Alargué una mano para atrapar una de sus tetitas de a puñado, le llevé a la boca un dedo para que lo chupara. Busqué ese agujerito tímido por el que se había colado una pinga tan monstruosa como la que más y ahora, cuando lo intuía, me parecía imposible que hubiera sucedido. La nena ya movía el culito y segregaba sus jugos del paraíso por aquella cueva tan tierna y yo había dispuesto la herramienta muy cerca de ella.

—Yo sé que uno a veces no tiene bastante y se tiene que arriesgar, pero no te preocupes, mi amor, que yo te doy un poco más. ¿Tú quieres? –le pregunté.

Y ella enseguida movió la cabeza para arriba y para abajo, con mi dedo metido en la boca. Le dije al oído: ¡Muerde! Y la nena clavó los dientes en mi dedo.

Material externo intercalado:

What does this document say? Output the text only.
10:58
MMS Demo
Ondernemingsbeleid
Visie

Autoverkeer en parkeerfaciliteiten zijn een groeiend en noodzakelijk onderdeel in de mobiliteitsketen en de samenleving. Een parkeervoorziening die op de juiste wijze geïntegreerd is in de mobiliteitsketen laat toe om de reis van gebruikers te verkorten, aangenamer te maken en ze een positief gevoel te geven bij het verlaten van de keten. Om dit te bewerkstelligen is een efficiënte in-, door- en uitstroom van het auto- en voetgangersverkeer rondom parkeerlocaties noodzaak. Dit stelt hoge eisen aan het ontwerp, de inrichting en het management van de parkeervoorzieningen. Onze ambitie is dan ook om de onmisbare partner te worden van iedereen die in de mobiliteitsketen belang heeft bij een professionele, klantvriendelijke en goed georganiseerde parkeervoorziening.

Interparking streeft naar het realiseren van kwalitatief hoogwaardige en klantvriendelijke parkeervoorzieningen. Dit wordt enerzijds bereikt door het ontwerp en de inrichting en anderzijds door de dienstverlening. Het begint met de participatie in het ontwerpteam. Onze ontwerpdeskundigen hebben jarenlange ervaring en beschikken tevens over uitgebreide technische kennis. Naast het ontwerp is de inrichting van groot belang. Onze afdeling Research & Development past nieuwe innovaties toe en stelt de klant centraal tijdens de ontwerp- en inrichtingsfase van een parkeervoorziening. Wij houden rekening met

—Así, amor; mantenlo mordido, que yo te voy.

Y yo no sabía de qué modo iba a meter todo aquello por aquel estrechísimo pasadizo. Apresté la punta y empujé. Pude colar la punta. La nena se contorsionó, exhaló por su boquita y abrió más caderas y entonces la entré brutal.

—Uno es que prueba una sabrosura y ya no se le va de la cabeza.

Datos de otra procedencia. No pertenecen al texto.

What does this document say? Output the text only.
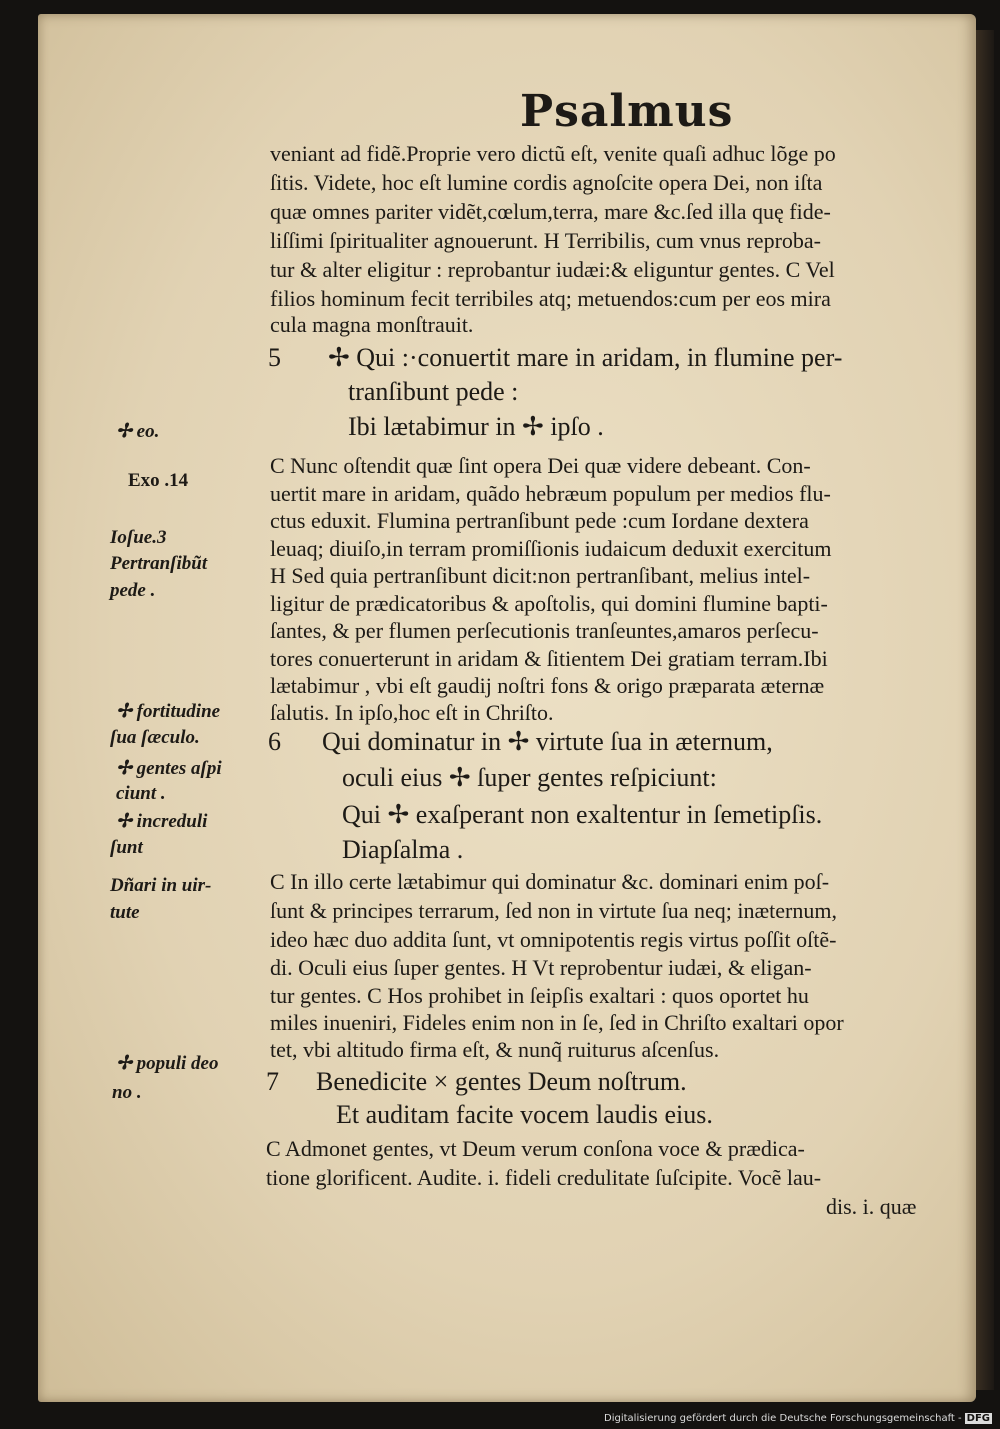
Psalmus
veniant ad fidẽ.Proprie vero dictũ eſt, venite quaſi adhuc lõge po
ſitis. Videte, hoc eſt lumine cordis agnoſcite opera Dei, non iſta
quæ omnes pariter vidẽt,cœlum,terra, mare &c.ſed illa quę fide-
liſſimi ſpiritualiter agnouerunt. H Terribilis, cum vnus reproba-
tur & alter eligitur : reprobantur iudæi:& eliguntur gentes. C Vel
filios hominum fecit terribiles atq; metuendos:cum per eos mira
cula magna monſtrauit.
5 ✢ Qui :·conuertit mare in aridam, in flumine per-
tranſibunt pede :
Ibi lætabimur in ✢ ipſo .
C Nunc oſtendit quæ ſint opera Dei quæ videre debeant. Con-
uertit mare in aridam, quãdo hebræum populum per medios flu-
ctus eduxit. Flumina pertranſibunt pede :cum Iordane dextera
leuaq; diuiſo,in terram promiſſionis iudaicum deduxit exercitum
H Sed quia pertranſibunt dicit:non pertranſibant, melius intel-
ligitur de prædicatoribus & apoſtolis, qui domini flumine bapti-
ſantes, & per flumen perſecutionis tranſeuntes,amaros perſecu-
tores conuerterunt in aridam & ſitientem Dei gratiam terram.Ibi
lætabimur , vbi eſt gaudij noſtri fons & origo præparata æternæ
ſalutis. In ipſo,hoc eſt in Chriſto.
6 Qui dominatur in ✢ virtute ſua in æternum,
oculi eius ✢ ſuper gentes reſpiciunt:
Qui ✢ exaſperant non exaltentur in ſemetipſis.
Diapſalma .
C In illo certe lætabimur qui dominatur &c. dominari enim poſ-
ſunt & principes terrarum, ſed non in virtute ſua neq; inæternum,
ideo hæc duo addita ſunt, vt omnipotentis regis virtus poſſit oſtẽ-
di. Oculi eius ſuper gentes. H Vt reprobentur iudæi, & eligan-
tur gentes. C Hos prohibet in ſeipſis exaltari : quos oportet hu
miles inueniri, Fideles enim non in ſe, ſed in Chriſto exaltari opor
tet, vbi altitudo firma eſt, & nunq̃ ruiturus aſcenſus.
7 Benedicite × gentes Deum noſtrum.
Et auditam facite vocem laudis eius.
C Admonet gentes, vt Deum verum conſona voce & prædica-
tione glorificent. Audite. i. fideli credulitate ſuſcipite. Vocẽ lau-
dis. i. quæ
✢ eo.
Exo .14
Ioſue.3
Pertranſibũt
pede .
✢ fortitudine
ſua ſæculo.
✢ gentes aſpi
ciunt .
✢ increduli
ſunt
Dñari in uir-
tute
✢ populi deo
no .
Digitalisierung gefördert durch die Deutsche Forschungsgemeinschaft - DFG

No sabía cómo la nena se podía tragar aquella cantidad de nabo. Lo tenía allí como si estuviera metido en una camisa de fuerza, atadísimo por elásticos. Restregué a la nena por todas partes, por el lomo, el cuello, los hombros, los costados, las nalgas. Le amasé las tetitas, le pinté los labios con su propia saliva. La tomé por las caderitas para entrar y salir degustando, sin prisa. Para deleitarme cada vez en la forma en que la vaginita de la nena me la atrapaba.

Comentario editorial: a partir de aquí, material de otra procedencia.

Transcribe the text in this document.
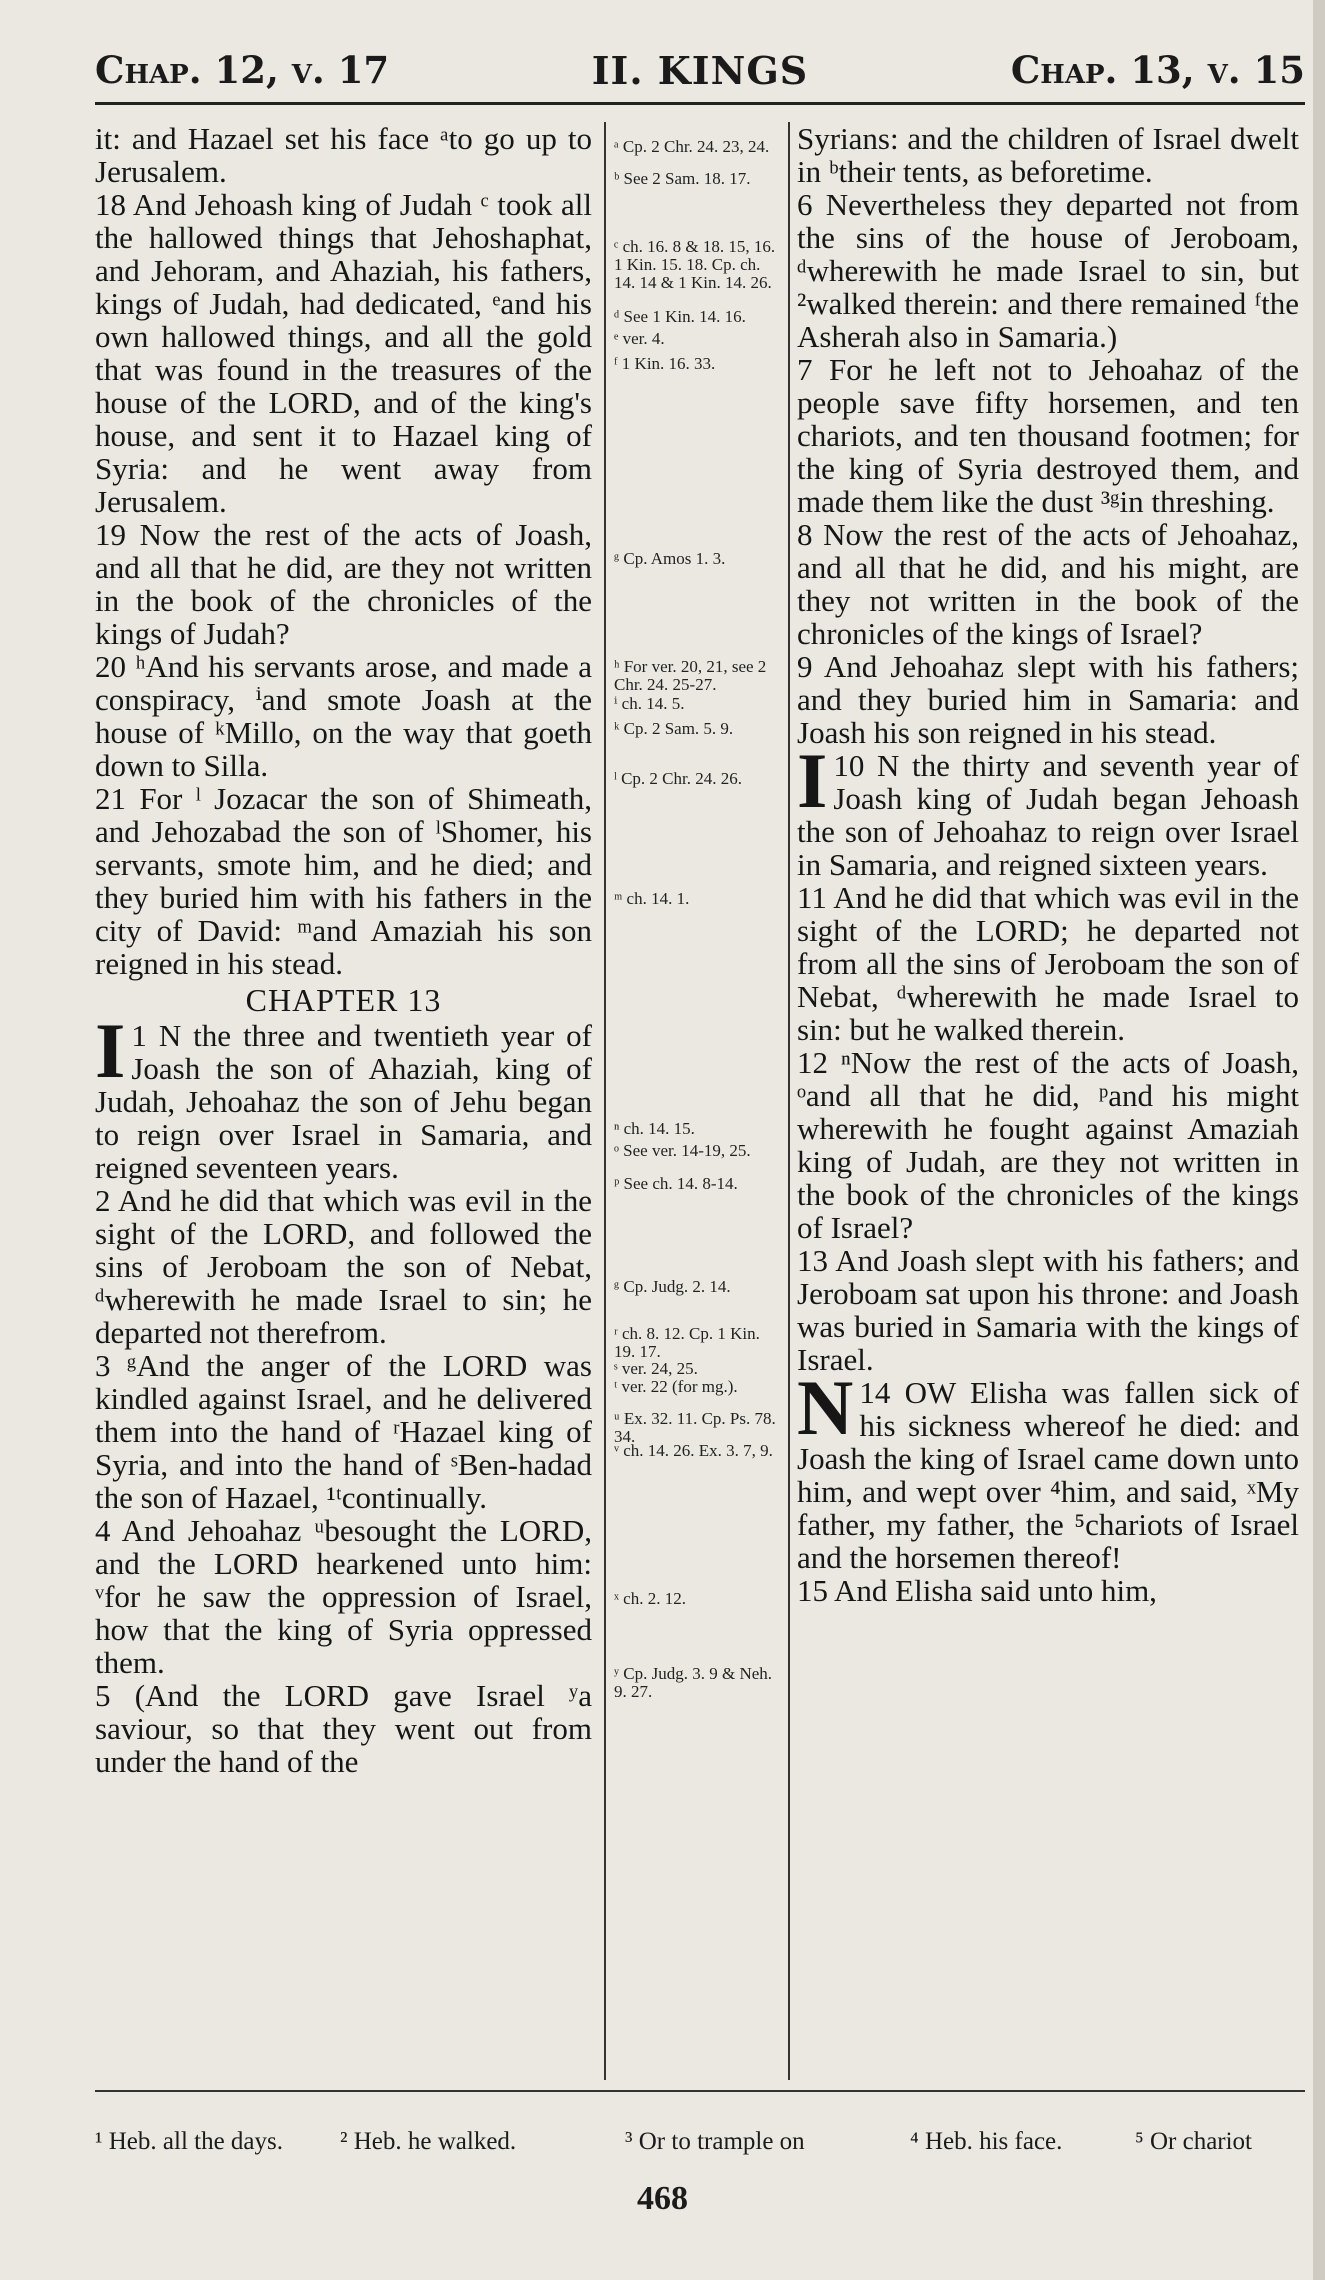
Chap. 12, v. 17	II. KINGS	Chap. 13, v. 15

it: and Hazael set his face ᵃto go up to Jerusalem.

18 And Jehoash king of Judah ᶜ took all the hallowed things that Jehoshaphat, and Jehoram, and Ahaziah, his fathers, kings of Judah, had dedicated, ᵉand his own hallowed things, and all the gold that was found in the treasures of the house of the LORD, and of the king's house, and sent it to Hazael king of Syria: and he went away from Jerusalem.

19 Now the rest of the acts of Joash, and all that he did, are they not written in the book of the chronicles of the kings of Judah?

20 ʰAnd his servants arose, and made a conspiracy, ⁱand smote Joash at the house of ᵏMillo, on the way that goeth down to Silla.

21 For ˡ Jozacar the son of Shimeath, and Jehozabad the son of ˡShomer, his servants, smote him, and he died; and they buried him with his fathers in the city of David: ᵐand Amaziah his son reigned in his stead.

CHAPTER 13

1
I N the three and twentieth year of Joash the son of Ahaziah, king of Judah, Jehoahaz the son of Jehu began to reign over Israel in Samaria, and reigned seventeen years.

2 And he did that which was evil in the sight of the LORD, and followed the sins of Jeroboam the son of Nebat, ᵈwherewith he made Israel to sin; he departed not therefrom.

3 ᵍAnd the anger of the LORD was kindled against Israel, and he delivered them into the hand of ʳHazael king of Syria, and into the hand of ˢBen-hadad the son of Hazael, ¹ᵗcontinually.

4 And Jehoahaz ᵘbesought the LORD, and the LORD hearkened unto him: ᵛfor he saw the oppression of Israel, how that the king of Syria oppressed them.

5 (And the LORD gave Israel ʸa saviour, so that they went out from under the hand of the

ᵃ Cp. 2 Chr. 24. 23, 24.
ᵇ See 2 Sam. 18. 17.
ᶜ ch. 16. 8 & 18. 15, 16. 1 Kin. 15. 18. Cp. ch. 14. 14 & 1 Kin. 14. 26.
ᵈ See 1 Kin. 14. 16.
ᵉ ver. 4.
ᶠ 1 Kin. 16. 33.
ᵍ Cp. Amos 1. 3.
ʰ For ver. 20, 21, see 2 Chr. 24. 25-27.
ⁱ ch. 14. 5.
ᵏ Cp. 2 Sam. 5. 9.
ˡ Cp. 2 Chr. 24. 26.
ᵐ ch. 14. 1.
ⁿ ch. 14. 15.
ᵒ See ver. 14-19, 25.
ᵖ See ch. 14. 8-14.
ᵍ Cp. Judg. 2. 14.
ʳ ch. 8. 12. Cp. 1 Kin. 19. 17.
ˢ ver. 24, 25.
ᵗ ver. 22 (for mg.).
ᵘ Ex. 32. 11. Cp. Ps. 78. 34.
ᵛ ch. 14. 26. Ex. 3. 7, 9.
ˣ ch. 2. 12.
ʸ Cp. Judg. 3. 9 & Neh. 9. 27.

Syrians: and the children of Israel dwelt in ᵇtheir tents, as beforetime.

6 Nevertheless they departed not from the sins of the house of Jeroboam, ᵈwherewith he made Israel to sin, but ²walked therein: and there remained ᶠthe Asherah also in Samaria.)

7 For he left not to Jehoahaz of the people save fifty horsemen, and ten chariots, and ten thousand footmen; for the king of Syria destroyed them, and made them like the dust ³ᵍin threshing.

8 Now the rest of the acts of Jehoahaz, and all that he did, and his might, are they not written in the book of the chronicles of the kings of Israel?

9 And Jehoahaz slept with his fathers; and they buried him in Samaria: and Joash his son reigned in his stead.

10
I N the thirty and seventh year of Joash king of Judah began Jehoash the son of Jehoahaz to reign over Israel in Samaria, and reigned sixteen years.

11 And he did that which was evil in the sight of the LORD; he departed not from all the sins of Jeroboam the son of Nebat, ᵈwherewith he made Israel to sin: but he walked therein.

12 ⁿNow the rest of the acts of Joash, ᵒand all that he did, ᵖand his might wherewith he fought against Amaziah king of Judah, are they not written in the book of the chronicles of the kings of Israel?

13 And Joash slept with his fathers; and Jeroboam sat upon his throne: and Joash was buried in Samaria with the kings of Israel.

14
N OW Elisha was fallen sick of his sickness whereof he died: and Joash the king of Israel came down unto him, and wept over ⁴him, and said, ˣMy father, my father, the ⁵chariots of Israel and the horsemen thereof!

15 And Elisha said unto him,

¹ Heb. all the days. ² Heb. he walked.	³ Or to trample on	⁴ Heb. his face.	⁵ Or chariot
468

—Yo sé que a uno le ciegan estas cosas, mi amor, no creas que no lo comprendo.

Y la nena movía el culo de una forma alocada, abría caderas y empujaba hacia atrás para tragársela, pedía que le entrara más aprisa, más hondo, que acelerara. La nena caminaba para irse pero yo no quería. Me retiré. La tumbé bocarriba. Le quité todo el vestido con primor y la dejé como su madre la trajo al mundo. Qué cosa más linda la mulatita. Cuerpecito flaco pero ninguno más bien proporcionado. Sus dos tetitas ahí, paradas como dos estrellas redondas, el vientre plano y una mota rizada en el pubis. Le llevé el vergámen entalladísimo a la boquita, no quería perder la oportunidad. Le dije: Chupa, traga o muerde o haz lo que quieras, amor. Mama, que esta es tu nueva teta. Mámala, amor, que esta es tu nueva teta. Y la nena la mamó como pudo. Yo empujé para meterla más adentro, hasta la laringe, hasta que a la nena le faltaba el aire. Qué dulce estaba aquella boquita. Los dientes, la lengua y el paladar rodeando la punta de la morronga. Ya basta, ya basta –me dije, y regresé a los bajos. Le flexioné y le abrí mucho sus larguísimas y delgadas piernas como si fuera una muñeca y me puse en situación, delante de su centro. Entonces ella tomó la morronga en su mano, como hizo la otra vez, y la condujo justo a la puerta de su abertura mínima.

—¿Esto es que tú la quieres de nuevo, amorcito?

Y ella dijo sí, y yo tanteé con la punta encabritada hasta encajarla primero y luego meterla de un empellón, y ella gozó al sentírsela otra vez dentro. Sus ojitos entornados y su boquita floja arqueada, la babita saliendo por las comisuras.

—¿Gustas?

Y ella dijo sí con la cabeza. Comencé a arrearle duro y ella me atrapó y sacó sus uñas. Mientras le daba, me iba levantando las costras y haciéndome nuevas heridas. Mientras más daño me hacía, más fuerte le daba. Le di ese día como a mujeres pocas le había dado, hasta que la morronga se me deshizo en cachos, hasta que me apuró la última gota de los cocos, hasta que sentí que se me licuaban los sesos. La nena, después de exhalar por su boca y estremecerse en varias ocasiones, se quedó medio traspuesta, con la carita blanca como una muerta. Me dio un poco de miedo y le golpeé ligero la cara. La nena sonrió pronto, poniendo la boca como una barquita, como la curva de una banana. Después se recuperó y vino a mi bajo y me quitó el preservativo, inflado como un globo, y luego se atuvo a la punta, todavía brillante, y chupó lo que allí quedaba como nata de un helado. Gata era, y mala. Mala.